I stood in the bathroom rinsing out what seemed like the 1000th pair of soiled underwear. I was weary. I was at a loss. I wondered if Wade would go to Kindergarten in diapers. Then I knelt down next to the toilet, and prayed. Prayed that God would help Wade learn to use the potty. Prayed for patience for myself. Prayed that I wouldn’t react to Wade in anger.
Eight years ago the thought of pouring my heart out to God at the foot of a toilet about a child’s bathroom habits would have seemed comical. Even as I did it I felt a little silly. Does God really care about the mundane, trivial trials of motherhood?
A lot of what we do as moms goes unnoticed. It’s marginalized by a society that places value less on what you do, and more on how much money you make.
Sometimes it feels like we are invisible.
But God notices. God values us.
He is The God Who Sees You.
In Genesis 16 we meet Hagar. She is the maid servant Sarah gives to Abraham when she’s unable to conceive an heir. Hagar becomes pregnant, but Sarah grows bitter and jealous towards her. She is so mistreated by Sarah that Hagar runs away. Pregnant and alone in a hostile country it’s unlikely Hagar would have fared well.
Then God sends a message to Hagar though an Angel. He tells her to go back, and that He will increase her, “descendants so much that they will be too numerous to count.”
To that Hagar replied, ” ‘You are the God who sees me,’ for she said, ‘I have now seen the One who sees me.’ ”
In her time Hagar was an invisible person. She was a woman, an Egyptian in a foreign land, a slave and pregnant with the child of another woman’s husband. No one cared about her. Even Abraham, the father of Hagar’s child, told Sarah he didn’t care what she did to or with Hagar.
But God saw Hagar. He loved her and showed her mercy and grace. Twice.
Years later in Genesis 21 God comes to Hagar again.

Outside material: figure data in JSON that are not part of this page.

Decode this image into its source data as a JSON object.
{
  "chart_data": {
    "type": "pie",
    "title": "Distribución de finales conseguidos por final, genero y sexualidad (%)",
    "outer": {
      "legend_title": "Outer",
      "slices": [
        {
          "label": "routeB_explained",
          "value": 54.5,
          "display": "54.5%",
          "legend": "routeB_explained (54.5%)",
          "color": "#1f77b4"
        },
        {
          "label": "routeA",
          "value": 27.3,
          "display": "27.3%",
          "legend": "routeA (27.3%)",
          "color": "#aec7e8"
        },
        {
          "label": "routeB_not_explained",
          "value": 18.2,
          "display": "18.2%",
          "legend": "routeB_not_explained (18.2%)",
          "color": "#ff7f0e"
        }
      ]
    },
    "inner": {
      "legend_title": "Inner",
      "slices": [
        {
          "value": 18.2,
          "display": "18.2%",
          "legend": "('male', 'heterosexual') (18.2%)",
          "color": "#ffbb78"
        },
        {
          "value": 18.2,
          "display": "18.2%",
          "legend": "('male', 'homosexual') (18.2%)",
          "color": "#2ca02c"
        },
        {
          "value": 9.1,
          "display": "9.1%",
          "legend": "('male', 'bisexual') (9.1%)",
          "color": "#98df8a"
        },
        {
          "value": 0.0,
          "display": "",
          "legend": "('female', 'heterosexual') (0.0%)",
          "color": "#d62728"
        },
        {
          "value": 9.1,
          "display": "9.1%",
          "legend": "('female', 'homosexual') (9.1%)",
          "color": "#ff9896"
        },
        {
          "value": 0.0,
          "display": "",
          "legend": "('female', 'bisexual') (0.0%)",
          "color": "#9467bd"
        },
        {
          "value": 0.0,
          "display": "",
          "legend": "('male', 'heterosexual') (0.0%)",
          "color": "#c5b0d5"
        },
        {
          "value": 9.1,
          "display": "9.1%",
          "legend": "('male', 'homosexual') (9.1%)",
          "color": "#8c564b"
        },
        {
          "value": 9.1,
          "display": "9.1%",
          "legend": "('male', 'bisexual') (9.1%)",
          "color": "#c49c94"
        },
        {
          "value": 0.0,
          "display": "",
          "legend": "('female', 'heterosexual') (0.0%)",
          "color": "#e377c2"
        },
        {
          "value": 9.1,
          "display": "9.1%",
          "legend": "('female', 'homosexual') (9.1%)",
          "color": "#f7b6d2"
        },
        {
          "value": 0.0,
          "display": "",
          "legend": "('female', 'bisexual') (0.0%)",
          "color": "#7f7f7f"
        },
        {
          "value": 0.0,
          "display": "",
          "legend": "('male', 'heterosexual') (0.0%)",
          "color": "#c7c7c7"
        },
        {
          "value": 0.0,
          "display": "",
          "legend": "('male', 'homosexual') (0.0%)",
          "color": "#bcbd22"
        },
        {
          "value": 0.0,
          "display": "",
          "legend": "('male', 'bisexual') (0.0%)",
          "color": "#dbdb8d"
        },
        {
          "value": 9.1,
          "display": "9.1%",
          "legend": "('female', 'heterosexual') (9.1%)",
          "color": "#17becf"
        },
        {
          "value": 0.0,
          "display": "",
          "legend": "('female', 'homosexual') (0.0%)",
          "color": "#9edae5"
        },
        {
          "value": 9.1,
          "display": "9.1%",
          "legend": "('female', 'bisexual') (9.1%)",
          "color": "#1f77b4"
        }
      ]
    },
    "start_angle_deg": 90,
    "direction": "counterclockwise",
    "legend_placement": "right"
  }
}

This time she and her son Ishmael were thrown out of Abraham’s house. They linger in the desert until Ishmael almost dies of thirst. God, keeping the promise he made Hagar the first time, provides water for Ishmael and spares his life.
Maybe you feel invisible as a mom. Your children are unlikely to thank you for taking the time to discipline them or make them eat their peas. Perhaps your spouse doesn’t recognize the value of your work in the home. Maybe you have friends who think your time is better spent in a cubicle.
Remember, He is The God That Sees You. You can call on Him. He is there. Even when you’re kneeling next to a toilet.